McKinsey Facility-to-Home: 2 Claims + Archive


Critical Issue: The "By 2025" Claim Is Now Demonstrably Unachieved

The primary claim title reads: "Home-based care could capture $265 billion in Medicare spending by 2025..." It is 2026. The $265B shift did not materialize by 2025. The source is a 2021 McKinsey projection; we're now a year past its target date with no evidence the transition reached anything close to $265B.

This is the most important domain-specific flag: the claim was extracted in March 2026 with full knowledge that the 2025 deadline had passed, but neither the title nor the body acknowledges that this is a missed projection. The claim is stated as forward-looking when it's now retrospectively testable and appears to have failed.

Required fix: The claim should either (a) reframe as "McKinsey projected..." with a past tense + missed-projection acknowledgment, or (b) update the title to remove the "by 2025" framing and present the $265B opportunity as a structural projection for an ongoing transition. The current framing is actively misleading.

Confidence likely may be appropriate for the structural thesis (home care will grow substantially), but cannot stand for the specific "by 2025" claim.


Missing Critical Constraint: The Workforce Side of the Equation

Both claims analyze the demand side (what McKinsey projects can shift home) and the technology side (RPM + AI middleware). Neither acknowledges the supply-side collapse that is the primary constraint on this transition.

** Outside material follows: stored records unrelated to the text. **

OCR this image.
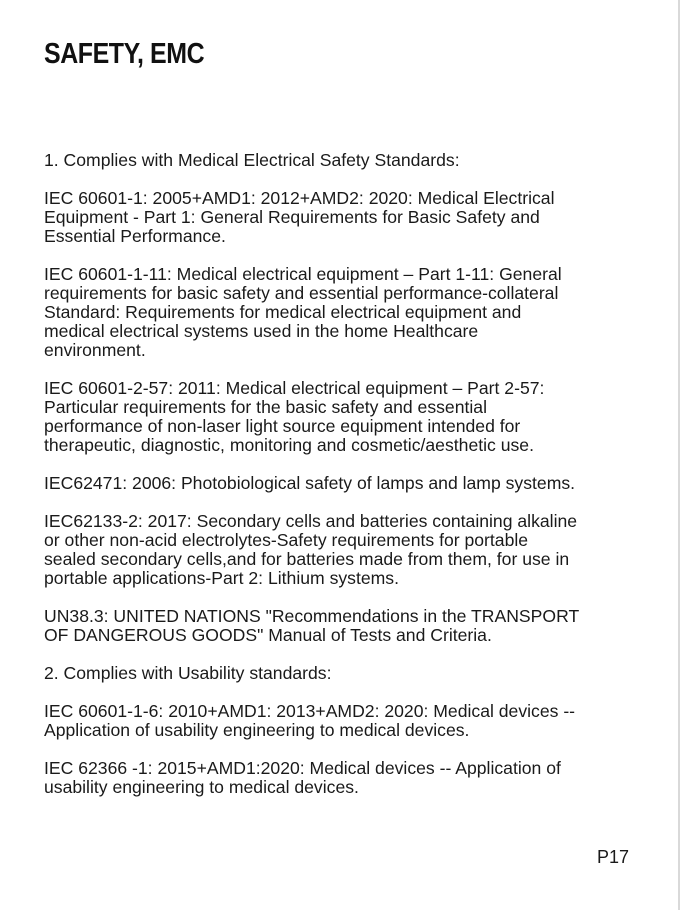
SAFETY, EMC

1. Complies with Medical Electrical Safety Standards:

IEC 60601-1: 2005+AMD1: 2012+AMD2: 2020: Medical Electrical
Equipment - Part 1: General Requirements for Basic Safety and
Essential Performance.

IEC 60601-1-11: Medical electrical equipment – Part 1-11: General
requirements for basic safety and essential performance-collateral
Standard: Requirements for medical electrical equipment and
medical electrical systems used in the home Healthcare
environment.

IEC 60601-2-57: 2011: Medical electrical equipment – Part 2-57:
Particular requirements for the basic safety and essential
performance of non-laser light source equipment intended for
therapeutic, diagnostic, monitoring and cosmetic/aesthetic use.

IEC62471: 2006: Photobiological safety of lamps and lamp systems.

IEC62133-2: 2017: Secondary cells and batteries containing alkaline
or other non-acid electrolytes-Safety requirements for portable
sealed secondary cells,and for batteries made from them, for use in
portable applications-Part 2: Lithium systems.

UN38.3: UNITED NATIONS "Recommendations in the TRANSPORT
OF DANGEROUS GOODS" Manual of Tests and Criteria.

2. Complies with Usability standards:

IEC 60601-1-6: 2010+AMD1: 2013+AMD2: 2020: Medical devices --
Application of usability engineering to medical devices.

IEC 62366 -1: 2015+AMD1:2020: Medical devices -- Application of
usability engineering to medical devices.

P17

The KB already contains: [[caregiver-workforce-crisis-shows-all-50-states-experiencing-shortages-with-43-states-reporting-facility-closures-signaling-care-infrastructure-collapse]] — all 50 states experiencing home care worker shortages, 43 states with HCBS providers that have closed entirely.

You cannot scale home-based care 3-4x ($65B → $265B) if the delivery workforce is in systemic collapse. This is a direct, KB-internal tension that the claims don't acknowledge. A health domain expert reviewing these claims would flag this immediately: McKinsey modeled the technology enablement; they did not model a workforce crisis that makes the care delivery impossible to staff at scale.

This needs a challenged_by field and a Challenges section in the first claim at minimum.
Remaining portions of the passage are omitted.